Professor Boyes-Watson has written an enthusiastic book about the
benefits of this method – indeed more than a method, it is a
philosophy.  It is written in a very readable style, and has a
remarkably thorough 18-page index.  The author expresses her
concern for the people involved by including many photos of young
people and staff, and quotations from them. 

It is characteristic that the ‘keeper’ (facilitator) of the Circle
does not lay down ground rules:  members of the Circle do that
themselves, sometimes taking a long time over it – and learning lessons
about relationships in the process.  An organization using Circles
is one that learns, Boyes-Watson says.  Its core values are
belonging, generosity, competence and independence – which in turn
places responsibility on individuals for their own conduct.  ‘You
are loved, you are accepted, but this is what is expected of you’ (p.
46). 

There are also four strategies for applying these values: 
streetwork and outreach, transformational relationships, peacemaking
circles, and open opportunities.  Once contact has been made
through the outreach work, Circles are the essential way of
working,  557 were held in one year.  The way they are
conducted is briefly described. 

Circles are used for empowerment, but linked with
accountability:  mistakes are not punished, but seen as
opportunities for growth, for learning how to live with ourselves and
others.  They are a space for healing;  people who have
suffered can ‘share their stories in a setting where they can be
respectfully heard’ (p. 146).  They are also used for managing the
programme and solving problems, in place of hierarchy and bureaucracy
which, as one official says, ‘doesn’t cultivate speaking up,
bureaucracy cultivates grumbling’ (p. 191). 
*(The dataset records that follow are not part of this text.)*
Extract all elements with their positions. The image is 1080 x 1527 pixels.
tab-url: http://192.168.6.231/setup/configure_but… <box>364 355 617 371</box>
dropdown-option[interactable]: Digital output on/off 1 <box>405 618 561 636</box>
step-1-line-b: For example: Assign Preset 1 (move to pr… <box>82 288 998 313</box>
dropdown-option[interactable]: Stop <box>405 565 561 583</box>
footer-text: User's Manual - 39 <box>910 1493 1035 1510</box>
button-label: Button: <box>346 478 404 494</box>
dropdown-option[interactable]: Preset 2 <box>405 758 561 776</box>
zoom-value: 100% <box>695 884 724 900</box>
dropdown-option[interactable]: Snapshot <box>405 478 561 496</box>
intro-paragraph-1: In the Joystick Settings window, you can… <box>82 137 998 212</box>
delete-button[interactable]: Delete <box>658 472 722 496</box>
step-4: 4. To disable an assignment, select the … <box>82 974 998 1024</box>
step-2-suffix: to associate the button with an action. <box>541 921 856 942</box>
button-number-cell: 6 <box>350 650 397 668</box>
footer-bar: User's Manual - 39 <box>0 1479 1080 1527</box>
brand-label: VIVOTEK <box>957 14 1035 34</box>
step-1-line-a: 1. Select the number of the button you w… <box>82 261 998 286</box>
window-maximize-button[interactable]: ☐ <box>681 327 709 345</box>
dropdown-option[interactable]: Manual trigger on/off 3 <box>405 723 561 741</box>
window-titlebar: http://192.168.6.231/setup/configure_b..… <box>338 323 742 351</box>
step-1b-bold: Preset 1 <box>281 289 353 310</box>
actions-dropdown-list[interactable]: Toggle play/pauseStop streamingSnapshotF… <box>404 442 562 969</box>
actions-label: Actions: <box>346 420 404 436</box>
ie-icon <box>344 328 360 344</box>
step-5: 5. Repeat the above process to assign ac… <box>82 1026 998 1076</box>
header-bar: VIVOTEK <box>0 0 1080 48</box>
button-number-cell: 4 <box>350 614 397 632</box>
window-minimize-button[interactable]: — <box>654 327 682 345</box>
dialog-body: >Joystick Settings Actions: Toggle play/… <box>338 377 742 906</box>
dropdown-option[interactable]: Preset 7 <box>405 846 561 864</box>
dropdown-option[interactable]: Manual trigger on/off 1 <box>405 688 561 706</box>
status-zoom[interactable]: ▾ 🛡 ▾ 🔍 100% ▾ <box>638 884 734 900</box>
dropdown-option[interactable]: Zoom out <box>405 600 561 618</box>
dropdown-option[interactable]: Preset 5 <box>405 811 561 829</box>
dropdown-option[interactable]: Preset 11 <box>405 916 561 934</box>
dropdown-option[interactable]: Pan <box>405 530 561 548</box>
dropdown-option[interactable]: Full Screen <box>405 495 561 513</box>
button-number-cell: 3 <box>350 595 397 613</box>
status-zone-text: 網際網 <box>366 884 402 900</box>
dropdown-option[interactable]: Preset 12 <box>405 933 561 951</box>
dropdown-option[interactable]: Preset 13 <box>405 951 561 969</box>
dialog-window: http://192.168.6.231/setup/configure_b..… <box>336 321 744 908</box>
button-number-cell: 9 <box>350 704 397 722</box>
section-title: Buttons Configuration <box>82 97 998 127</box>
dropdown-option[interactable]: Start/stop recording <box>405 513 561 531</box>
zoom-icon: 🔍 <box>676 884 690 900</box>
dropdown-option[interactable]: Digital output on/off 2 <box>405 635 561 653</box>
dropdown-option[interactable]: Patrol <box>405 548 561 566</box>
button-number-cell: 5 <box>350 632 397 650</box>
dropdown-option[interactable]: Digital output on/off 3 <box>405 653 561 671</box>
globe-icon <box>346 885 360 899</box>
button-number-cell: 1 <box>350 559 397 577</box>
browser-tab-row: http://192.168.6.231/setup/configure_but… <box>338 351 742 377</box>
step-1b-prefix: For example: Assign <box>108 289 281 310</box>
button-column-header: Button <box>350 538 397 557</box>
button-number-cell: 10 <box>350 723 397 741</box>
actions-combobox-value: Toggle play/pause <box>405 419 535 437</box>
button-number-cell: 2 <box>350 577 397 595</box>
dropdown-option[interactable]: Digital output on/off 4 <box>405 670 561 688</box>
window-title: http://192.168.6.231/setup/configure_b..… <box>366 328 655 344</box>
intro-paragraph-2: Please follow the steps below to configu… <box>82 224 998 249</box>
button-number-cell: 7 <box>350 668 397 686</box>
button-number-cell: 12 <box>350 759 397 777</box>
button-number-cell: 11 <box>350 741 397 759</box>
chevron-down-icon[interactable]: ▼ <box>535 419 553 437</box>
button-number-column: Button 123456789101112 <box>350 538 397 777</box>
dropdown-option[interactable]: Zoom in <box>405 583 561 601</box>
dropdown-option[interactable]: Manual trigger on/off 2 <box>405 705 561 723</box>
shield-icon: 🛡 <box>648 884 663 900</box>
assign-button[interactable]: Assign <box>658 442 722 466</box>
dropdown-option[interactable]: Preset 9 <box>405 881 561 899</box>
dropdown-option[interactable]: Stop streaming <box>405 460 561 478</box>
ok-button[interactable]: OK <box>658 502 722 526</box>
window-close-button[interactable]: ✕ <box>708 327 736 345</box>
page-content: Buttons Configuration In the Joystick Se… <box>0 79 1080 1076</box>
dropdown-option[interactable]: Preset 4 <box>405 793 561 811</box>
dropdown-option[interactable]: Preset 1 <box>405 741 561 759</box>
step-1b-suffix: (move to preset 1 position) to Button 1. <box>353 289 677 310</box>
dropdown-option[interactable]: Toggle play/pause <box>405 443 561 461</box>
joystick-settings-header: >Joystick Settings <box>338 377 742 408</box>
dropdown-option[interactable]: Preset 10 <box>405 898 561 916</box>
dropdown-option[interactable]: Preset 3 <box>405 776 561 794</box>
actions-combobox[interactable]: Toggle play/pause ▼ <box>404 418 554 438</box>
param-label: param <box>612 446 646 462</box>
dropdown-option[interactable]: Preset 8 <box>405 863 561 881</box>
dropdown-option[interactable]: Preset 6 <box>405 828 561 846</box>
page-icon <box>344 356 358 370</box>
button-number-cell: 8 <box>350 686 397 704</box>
Contrary to the conventional, retributive idea of justice, a Roca
worker says ‘I don’t think justice is winning.  I think justice is
healing’ (p. 223); and another, that ‘For me, justice means some sort
of democracy, some sort of way of being without punishment – to me,
that’s justice’ (p. 225). 

This is a persuasive account of a dynamic, idealistic project, with
potential to inspire great changes.  It recognises the structural
flaws in present-day society (though without dwelling on them). 
Circles can help people to cope with these, but to change them may take
a little longer.  Sometimes one wonders whether they always work
as well as this;  ‘In circles … people participate as full human
beings.  They speak from the heart’ (p. 193).  Often, no
doubt – but does it always work? 

The other gap in this account is any mention of how the project,
evidently quite well staffed, is funded.  Clearly that is not the
angle the author sets out to describe, but it would be surprising if
money worries never impinged – or did Circles help to overcome those
too?  It is good to know, however, how the book itself was
funded:  by the generosity of a family which had benefited by the
use of Circles.  The book is  recommended for anyone looking
for a better, more humane way of living and working together in a
programme, an organization, or ultimately in a society.